Friday, October 23, 2009

Create Your Own Economy Part II: Making Money...Literally

Why does money have value? Why, because we say it does.

What if I were to print up certificates with the word "money" on them, would they be money? If you accepted them in exchange for something else, sure.

Local scrip is legal. Since we no longer back up money with gold, notes only have to be declared to be money by an authority and a community has to agree to accept it.

The U.S. dollar is backed by the U.S. government, but they're not the only authority that can declare something "money." A New York local currency, The Ithaca Hour, for example, is backed up by the Circulation Committee of Ithaca HOURS, Inc. Madison, Wisconsin also has a local currency called the Hour.

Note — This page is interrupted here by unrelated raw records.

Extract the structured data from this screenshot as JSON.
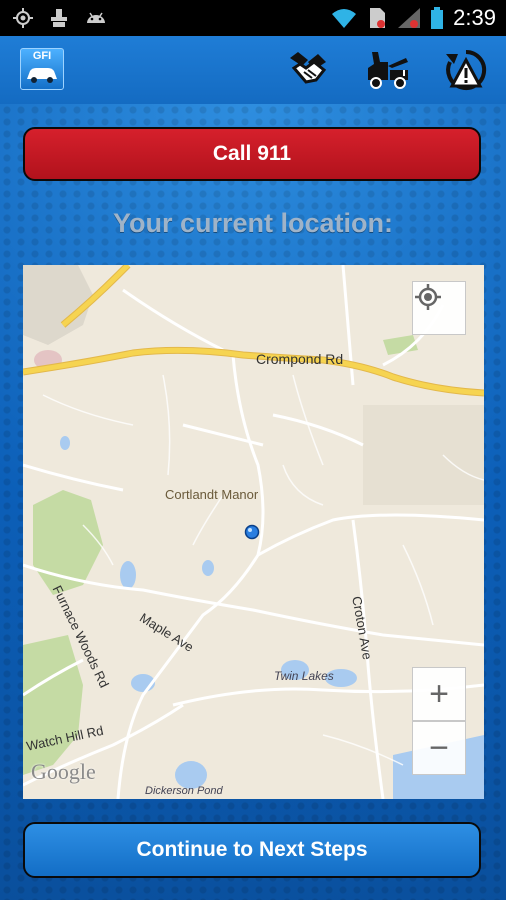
{
  "status_bar": {
    "time": "2:39",
    "icons": [
      "gps-icon",
      "usb-icon",
      "android-debug-icon",
      "wifi-icon",
      "sim-icon",
      "signal-icon",
      "battery-icon"
    ]
  },
  "app_bar": {
    "logo_text": "GFI",
    "actions": [
      "insurance-handshake-icon",
      "tow-truck-icon",
      "roadside-warning-icon"
    ]
  },
  "call_button": {
    "label": "Call 911"
  },
  "location": {
    "heading": "Your current location:"
  },
  "map": {
    "labels": {
      "crompond": "Crompond Rd",
      "cortlandt": "Cortlandt Manor",
      "maple": "Maple Ave",
      "furnace": "Furnace Woods Rd",
      "croton": "Croton Ave",
      "twin": "Twin Lakes",
      "watch": "Watch Hill Rd",
      "dickerson": "Dickerson Pond",
      "google": "Google"
    },
    "zoom_in": "+",
    "zoom_out": "−"
  },
  "next_button": {
    "label": "Continue to Next Steps"
  },
  "colors": {
    "background_blue": "#0c5fb8",
    "call_red": "#c8171f",
    "road_yellow": "#f6d451",
    "my_location_dot": "#2a7ee0"
  }
}
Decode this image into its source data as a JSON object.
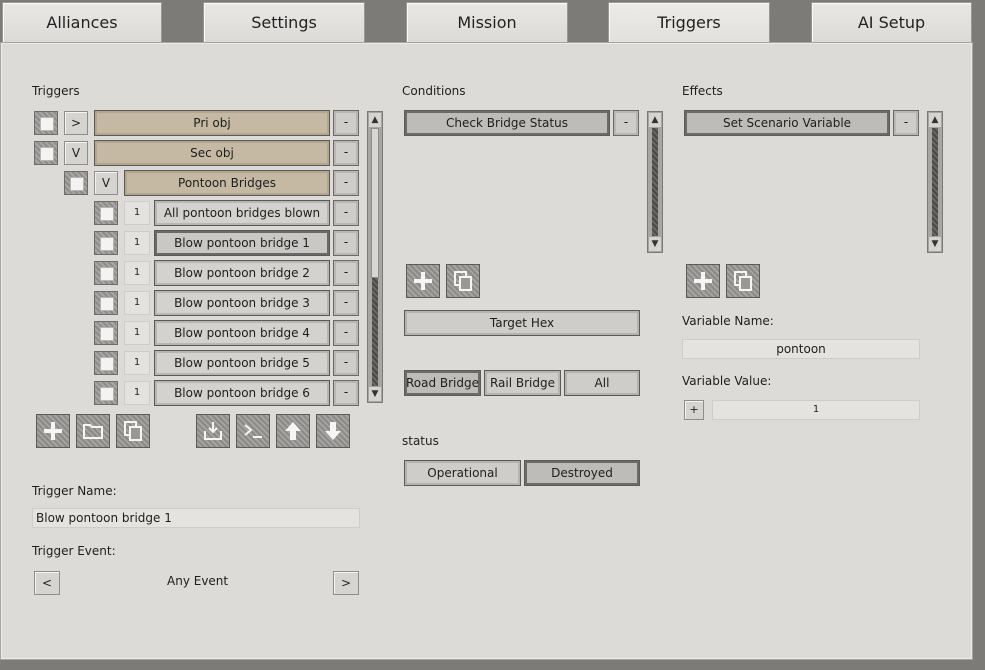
{
  "tabs": [
    {
      "label": "Alliances"
    },
    {
      "label": "Settings"
    },
    {
      "label": "Mission"
    },
    {
      "label": "Triggers"
    },
    {
      "label": "AI Setup"
    }
  ],
  "triggers": {
    "heading": "Triggers",
    "rows": [
      {
        "toggle": ">",
        "label": "Pri obj",
        "dash": "-"
      },
      {
        "toggle": "V",
        "label": "Sec obj",
        "dash": "-"
      },
      {
        "toggle": "V",
        "label": "Pontoon Bridges",
        "dash": "-"
      },
      {
        "num": "1",
        "label": "All pontoon bridges blown",
        "dash": "-"
      },
      {
        "num": "1",
        "label": "Blow pontoon bridge 1",
        "dash": "-"
      },
      {
        "num": "1",
        "label": "Blow pontoon bridge 2",
        "dash": "-"
      },
      {
        "num": "1",
        "label": "Blow pontoon bridge 3",
        "dash": "-"
      },
      {
        "num": "1",
        "label": "Blow pontoon bridge 4",
        "dash": "-"
      },
      {
        "num": "1",
        "label": "Blow pontoon bridge 5",
        "dash": "-"
      },
      {
        "num": "1",
        "label": "Blow pontoon bridge 6",
        "dash": "-"
      }
    ],
    "trigger_name_label": "Trigger Name:",
    "trigger_name_value": "Blow pontoon bridge 1",
    "trigger_event_label": "Trigger Event:",
    "event_prev": "<",
    "event_next": ">",
    "event_value": "Any Event"
  },
  "conditions": {
    "heading": "Conditions",
    "item": "Check Bridge Status",
    "dash": "-",
    "target_hex": "Target Hex",
    "bridge_types": [
      "Road Bridge",
      "Rail Bridge",
      "All"
    ],
    "status_label": "status",
    "status_options": [
      "Operational",
      "Destroyed"
    ]
  },
  "effects": {
    "heading": "Effects",
    "item": "Set Scenario Variable",
    "dash": "-",
    "var_name_label": "Variable Name:",
    "var_name_value": "pontoon",
    "var_value_label": "Variable Value:",
    "var_op": "+",
    "var_value": "1"
  },
  "colors": {
    "folder": "#c5b9a4",
    "panel": "#dddbd7",
    "frame": "#7d7b77"
  }
}
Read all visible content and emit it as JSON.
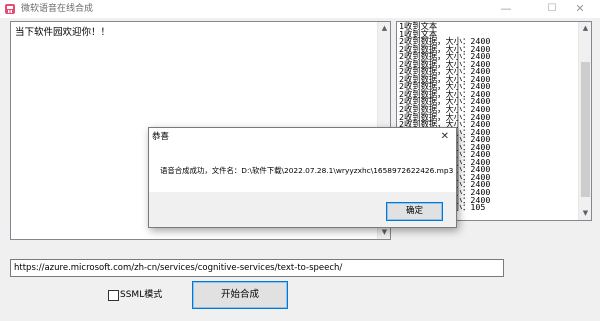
{
  "window": {
    "title": "微软语音在线合成",
    "app_icon": "app-logo-icon",
    "minimize_glyph": "—",
    "maximize_glyph": "☐",
    "close_glyph": "✕"
  },
  "input_text": "当下软件园欢迎你！！",
  "log_lines": [
    "1收到文本",
    "1收到文本",
    "2收到数据，大小：2400",
    "2收到数据，大小：2400",
    "2收到数据，大小：2400",
    "2收到数据，大小：2400",
    "2收到数据，大小：2400",
    "2收到数据，大小：2400",
    "2收到数据，大小：2400",
    "2收到数据，大小：2400",
    "2收到数据，大小：2400",
    "2收到数据，大小：2400",
    "2收到数据，大小：2400",
    "2收到数据，大小：2400",
    "2收到数据，大小：2400",
    "2收到数据，大小：2400",
    "2收到数据，大小：2400",
    "2收到数据，大小：2400",
    "2收到数据，大小：2400",
    "2收到数据，大小：2400",
    "2收到数据，大小：2400",
    "2收到数据，大小：2400",
    "2收到数据，大小：2400",
    "2收到数据，大小：2400",
    "2收到数据，大小：105"
  ],
  "url": "https://azure.microsoft.com/zh-cn/services/cognitive-services/text-to-speech/",
  "ssml_checkbox": {
    "label": "SSML模式",
    "checked": false
  },
  "start_button": "开始合成",
  "dialog": {
    "title": "恭喜",
    "message": "语音合成成功，文件名：D:\\软件下载\\2022.07.28.1\\wryyzxhc\\1658972622426.mp3",
    "ok_label": "确定",
    "close_glyph": "✕"
  },
  "scroll": {
    "up_glyph": "▲",
    "down_glyph": "▼"
  },
  "colors": {
    "accent": "#0078d7",
    "window_bg": "#f0f0f0",
    "field_border": "#828790"
  }
}
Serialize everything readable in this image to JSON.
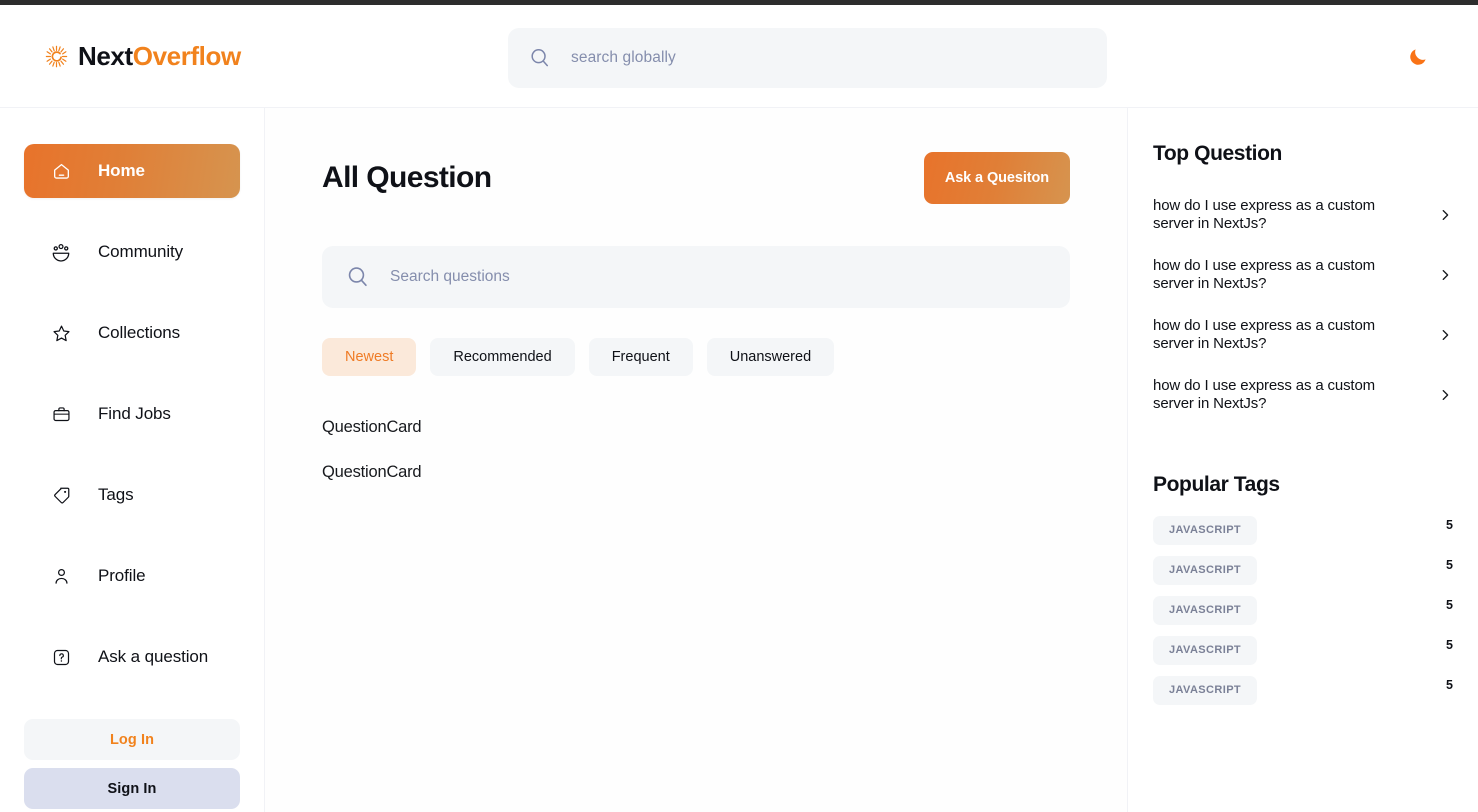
{
  "brand": {
    "logo_icon": "sun-burst-icon",
    "name_part1": "Next",
    "name_part2": "Overflow",
    "color_primary": "#f1821d",
    "color_dark": "#0f1117"
  },
  "navbar": {
    "search": {
      "icon": "search-icon",
      "placeholder": "search globally",
      "value": ""
    },
    "theme_toggle": {
      "icon": "moon-icon",
      "color": "#f97316"
    }
  },
  "sidebar": {
    "items": [
      {
        "label": "Home",
        "icon": "home-icon",
        "active": true
      },
      {
        "label": "Community",
        "icon": "people-icon",
        "active": false
      },
      {
        "label": "Collections",
        "icon": "star-icon",
        "active": false
      },
      {
        "label": "Find Jobs",
        "icon": "briefcase-icon",
        "active": false
      },
      {
        "label": "Tags",
        "icon": "tag-icon",
        "active": false
      },
      {
        "label": "Profile",
        "icon": "person-icon",
        "active": false
      },
      {
        "label": "Ask a question",
        "icon": "question-mark-icon",
        "active": false
      }
    ],
    "auth": {
      "login_label": "Log In",
      "signup_label": "Sign In"
    }
  },
  "main": {
    "title": "All Question",
    "ask_button_label": "Ask a Quesiton",
    "search": {
      "icon": "search-icon",
      "placeholder": "Search questions",
      "value": ""
    },
    "filters": [
      {
        "label": "Newest",
        "active": true
      },
      {
        "label": "Recommended",
        "active": false
      },
      {
        "label": "Frequent",
        "active": false
      },
      {
        "label": "Unanswered",
        "active": false
      }
    ],
    "questions": [
      {
        "label": "QuestionCard"
      },
      {
        "label": "QuestionCard"
      }
    ]
  },
  "right_sidebar": {
    "top_questions_title": "Top Question",
    "top_questions": [
      {
        "text": "how do I use express as a custom server in NextJs?",
        "chevron": "chevron-right-icon"
      },
      {
        "text": "how do I use express as a custom server in NextJs?",
        "chevron": "chevron-right-icon"
      },
      {
        "text": "how do I use express as a custom server in NextJs?",
        "chevron": "chevron-right-icon"
      },
      {
        "text": "how do I use express as a custom server in NextJs?",
        "chevron": "chevron-right-icon"
      }
    ],
    "popular_tags_title": "Popular Tags",
    "popular_tags": [
      {
        "name": "JAVASCRIPT",
        "count": "5"
      },
      {
        "name": "JAVASCRIPT",
        "count": "5"
      },
      {
        "name": "JAVASCRIPT",
        "count": "5"
      },
      {
        "name": "JAVASCRIPT",
        "count": "5"
      },
      {
        "name": "JAVASCRIPT",
        "count": "5"
      }
    ]
  }
}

The Berkshire region of Western Massachusetts (where I lived for about eight years) has had an experimental local currency called the Berkshare since 2006.

In August NPR reported on a group of Brooklyn artists who were trying to launch their own local currency. Three local businesses in Detroit this past summer launched their own currency and, of course the Disney corporation created its own world and Disney Dollars to spend in it.

The BBC in September had a story on a local currency created as a barter tool in the south London neighborhood of Brixton, which includes a brief history of local currencies. (Before 1700 all currencies were local.)

Berkshare co-founder Susan Witt told the BBC, "...in difficult times, businesses are looking at ways to make their business work. It relies on people's sense of wanting to shape their own economic future."